Franc suisse : Est-ce à nous de régler la note de ceux qui recherchent « une bonne affaire » et ne la trouvent pas ?, par Michel Leis

Billet invité.

A la marge de l’importante variation du cours du franc suisse liée à la décision de la banque centrale helvétique de supprimer son taux plancher face à l’Euro, on apprend qu’un certain nombre de crédits immobiliers en Pologne (entre 20 et 40%  selon les sources) sont rédigés en Francs Suisses ou indexés sur le cours du Franc Suisse. C’est probablement la partie émergée de l’iceberg, je soupçonne que d’autres pays sont aussi impactés, en particulier dans les anciens pays du bloc de l’Est.

De deux choses l’une :

Ou ces personnes qui ont souscrit ces crédits l’on fait en connaissance de cause, faisant ainsi un pari sur l’avenir. On voit aujourd’hui les conséquences et c’est une piqure de rappel de plus : ces paris sont une forme de spéculation qui devrait être interdite, comme toute spéculation.

Ou ces personnes ont souscrits un crédit sur la base d’un argumentaire soigneusement préparée par les banques dans lequel les clients ont vu leur intérêt immédiat sans être en mesure d’apprécier les implications d’un tel engagement. En ce cas, on ne peut parler de consentement éclairé qui devrait être la base de tout contrat.

Comme d’habitude, les banques qui détiennent de tels crédits vont constater des défauts de paiement, ce qui veut dire pour les individus des saisies et autres expulsions, alors que pour beaucoup, il s’agissait juste de se mettre en sécurité (l’une des principales motivations des individus dans l’achat immobilier). Si le phénomène devait prendre de l’ampleur, il est probable que l’on fera appel à la « solidarité » nationale pour socialiser les pertes et accroitre encore la dette des Etats, sommés de mettre la main au portefeuille au nom du risque systémique.

Il me semble que si l’Europe prenait réellement ses responsabilités, les crédits rédigés en devises étrangères pour l’achat de biens sur le territoire national devraient être interdits avec effet immédiat. L’encours pour les crédits déjà souscrits devrait être converti en monnaie locale en retenant le cours des changes en vigueur à la souscription du crédit. Les pertes seraient constatées immédiatement par les banques sans pour autant déclencher une cascade de drames humains.

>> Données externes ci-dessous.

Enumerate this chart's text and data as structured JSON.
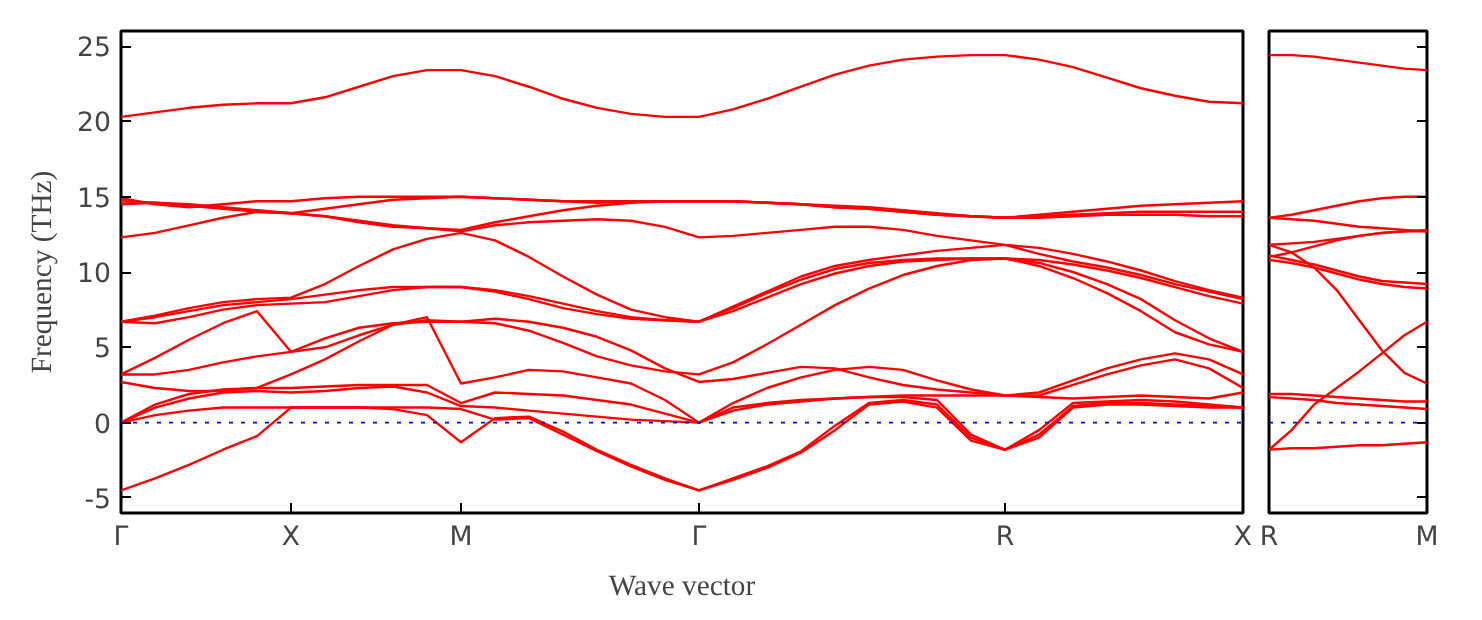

Il est difficile de savoir si les individus qui ont souscrit de tels crédits l’ont fait de manière éclairée, mais ils ont en tous les cas cherchés à réaliser une bonne affaire. Cette recherche permanente, au nom du droit des consommateurs, encouragée sans relâche par Bruxelles n’est pas forcément une démarche très citoyenne. Elle permet aux entreprises dominantes de multiplier les occasions de faire du profit, grâce à une créativité sans borne et un accès sans limite aux marchés internationaux. Une contribution volontaire et obligatoire (mais raisonnable) de ces citoyens pourrait servir de leçon : la recherche à tout prix de bonnes affaires se fait souvent au détriment d’autrui.

L’Europe n’est pas l’Islande. Au nom de la libre circulation des hommes et des capitaux (surtout des capitaux), de telles pratiques ne seront pas interdites. Dans le discours de darwinisme social généralisé qui prévaut en Europe, il est normal que ceux qui ont commis des erreurs soient pénalisés… Du moins tant que ce sont des citoyens isolés…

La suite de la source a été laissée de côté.